Por unos minutos había dejado de pensar. Había conseguido salir de esa espiral sin fondo en la que no dejaba de caer. Se levantó y sintió sus huesos entumecidos, embotados. Miró el reloj pero no estaba en su sitio. Llevaba más de tres años en el mismo lugar, que sólo había abandonado el día en que le abrió las tripas para dotarle de renovada energía. Recordó entonces que había hecho caída libre por el patio. Un final heroico para un cachivache que solo le amargaba la existencia. Se dirigió a la cocina y se agachó para ver la hora en el minúsculo reloj digital del horno. Habían pasado más de diez horas desde la primera vez que se tumbó en el suelo del salón. Intentó recordar cuándo comenzó esa afición suya tan extraña. Imposible. Normal que casi no pudiese sentir sus rodillas. Ya que se encontraba allí, se hizo un par de tostadas con pan duro de no sabía cuándo. Se las comió y echó un trago de agua directamente del grifo. Descolgó el teléfono, descolgó el telefonillo, se dirigió al baño y tras echar una interminable meada dejó caer el móvil al vater.

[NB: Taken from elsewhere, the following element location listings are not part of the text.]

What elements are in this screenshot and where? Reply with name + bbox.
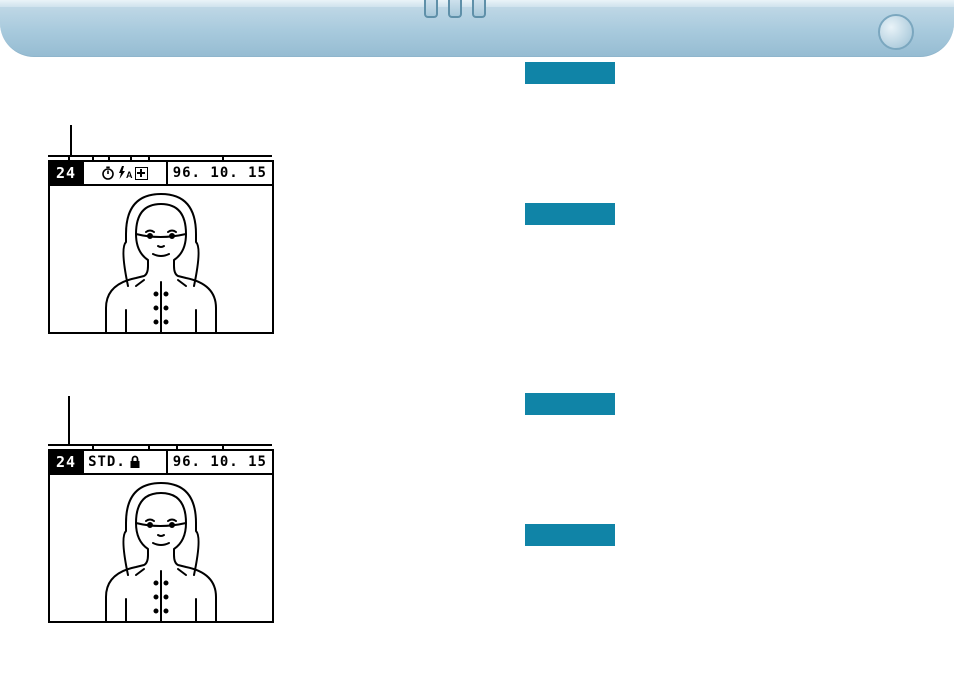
flash-auto-icon: A [117, 166, 133, 180]
connector-jacks [424, 0, 486, 18]
lock-icon [128, 455, 142, 469]
camera-screen-record: 24 A 96. 10. 15 [48, 160, 274, 334]
section-bar [525, 203, 615, 225]
jack-icon [448, 0, 462, 18]
camera-screen-play: 24 STD. 96. 10. 15 [48, 449, 274, 623]
section-bar [525, 524, 615, 546]
device-bezel [0, 0, 954, 57]
frame-counter: 24 [50, 451, 82, 473]
jack-icon [472, 0, 486, 18]
date-display: 96. 10. 15 [168, 162, 272, 184]
self-timer-icon [101, 166, 115, 180]
jack-icon [424, 0, 438, 18]
dial-button[interactable] [878, 14, 914, 50]
mode-icons-group: STD. [82, 451, 168, 473]
screen-status-bar: 24 STD. 96. 10. 15 [50, 451, 272, 473]
viewfinder [50, 473, 272, 621]
viewfinder [50, 184, 272, 332]
mode-icons-group: A [82, 162, 168, 184]
subject-illustration [86, 475, 236, 621]
section-bar [525, 62, 615, 84]
svg-text:A: A [126, 170, 133, 180]
section-bar [525, 393, 615, 415]
exposure-plus-icon [135, 167, 148, 180]
date-display: 96. 10. 15 [168, 451, 272, 473]
screen-status-bar: 24 A 96. 10. 15 [50, 162, 272, 184]
frame-counter: 24 [50, 162, 82, 184]
subject-illustration [86, 186, 236, 332]
quality-label: STD. [88, 451, 126, 473]
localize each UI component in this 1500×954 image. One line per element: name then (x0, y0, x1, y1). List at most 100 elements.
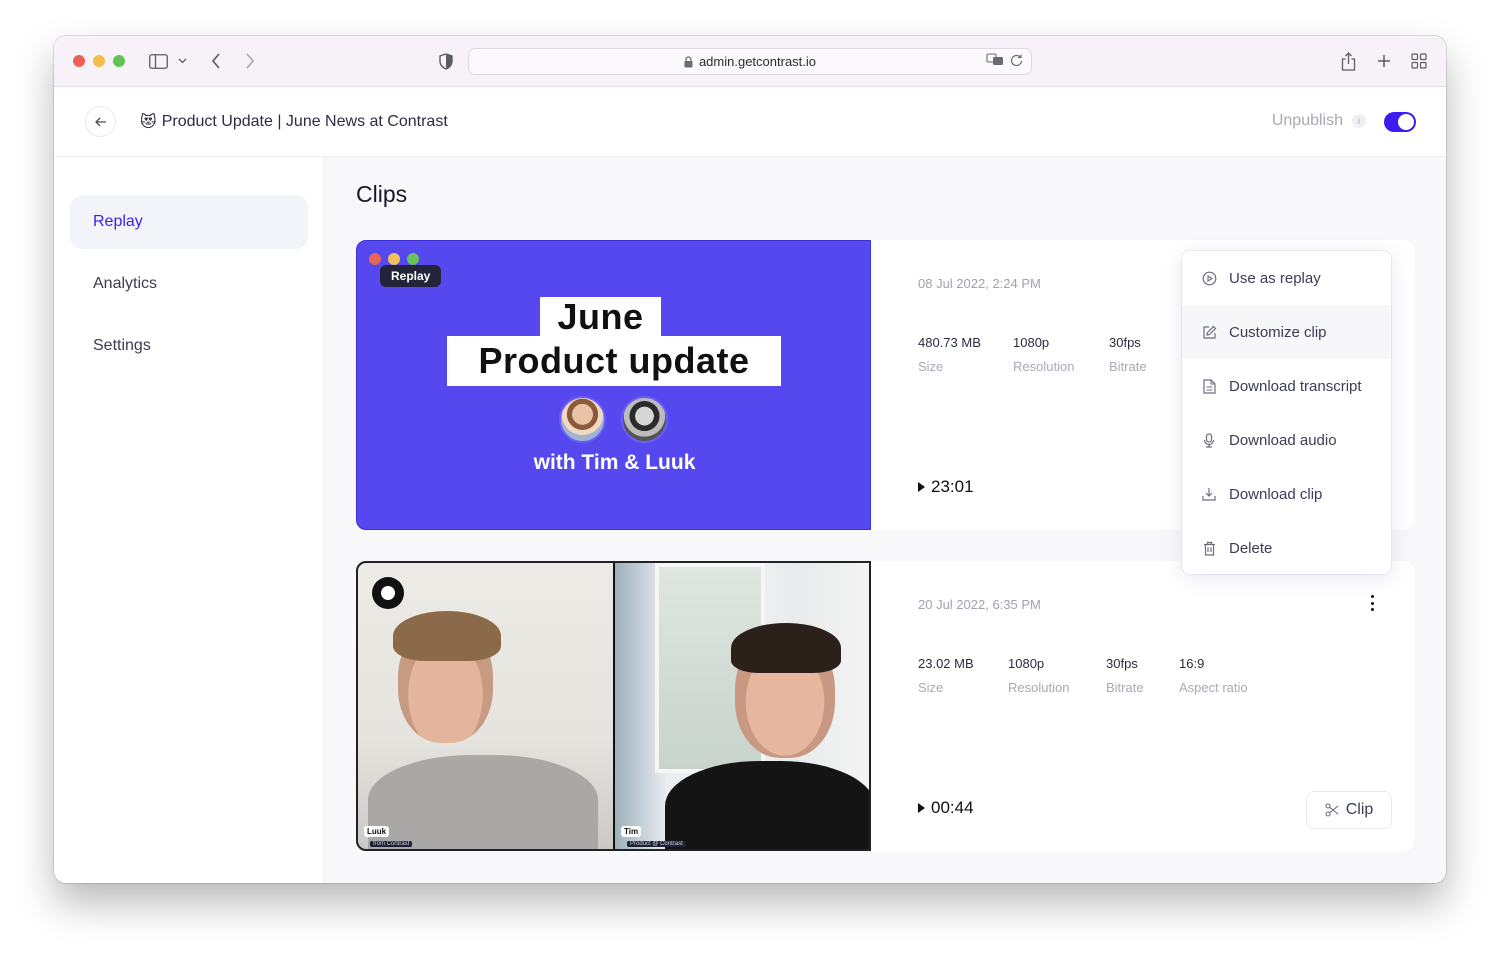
stat-resolution: 1080p Resolution (1008, 656, 1074, 695)
share-icon[interactable] (1338, 50, 1358, 72)
menu-item-download-clip[interactable]: Download clip (1182, 467, 1391, 521)
menu-item-download-audio[interactable]: Download audio (1182, 413, 1391, 467)
sidebar-item-settings[interactable]: Settings (70, 319, 308, 373)
sidebar-item-replay[interactable]: Replay (70, 195, 308, 249)
reload-icon[interactable] (1010, 53, 1023, 70)
stat-label: Aspect ratio (1179, 680, 1248, 695)
stat-value: 1080p (1013, 335, 1050, 350)
browser-window: admin.getcontrast.io 😻 Product Update | … (54, 36, 1446, 883)
play-circle-icon (1201, 270, 1217, 286)
chevron-down-icon[interactable] (176, 50, 188, 72)
url-text: admin.getcontrast.io (698, 54, 817, 69)
stat-value: 30fps (1106, 656, 1138, 671)
menu-item-label: Delete (1229, 539, 1273, 557)
page-title: 😻 Product Update | June News at Contrast (140, 112, 448, 132)
back-icon[interactable] (206, 50, 226, 72)
participant-role: from Contrast (370, 841, 413, 847)
clip-button[interactable]: Clip (1306, 791, 1392, 829)
sidebar: Replay Analytics Settings (54, 157, 324, 883)
thumbnail-subtitle: with Tim & Luuk (533, 451, 696, 474)
menu-item-label: Use as replay (1229, 269, 1321, 287)
clip-button-label: Clip (1345, 801, 1374, 818)
stat-value: 1080p (1008, 656, 1045, 671)
lock-icon (684, 55, 693, 68)
stat-label: Resolution (1008, 680, 1070, 695)
unpublish-text: Unpublish (1271, 112, 1343, 129)
menu-item-label: Download audio (1229, 431, 1337, 449)
person-hair (731, 623, 841, 673)
avatar (621, 396, 668, 443)
more-options-icon[interactable] (1367, 595, 1377, 611)
stat-bitrate: 30fps Bitrate (1109, 335, 1151, 374)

Tiró de la cadena y se quedó mirando el torbellino de agua que luchaba por arrastrar el aparato a través del desagüe. Pero el torbellino pasó y el móvil seguía allí, burlándose de él. Una sonrisa incipiente, como la de alguien que se siente vencedor, se dibujó en su cara. Bueno, ya lo sacaría luego de allí, ahora tenía que escribir una novela.

1 comentario:

Nuria Cortés dijo...

Ups, que me los tengo que leer... A ver si mañana me dejan y te hago un comentario como Dios manda. De momento te recrimino porque no hay nada en tu blog de Londres... mira que me lo prometiste, pero claro, estarás como una loca paseando por la City y te has olvidado ya de los que esperamos tus noticias desde Madrid. ¿O es que te habrás perdido entre la fog y eso de que estaba desapareciendo era una falacia?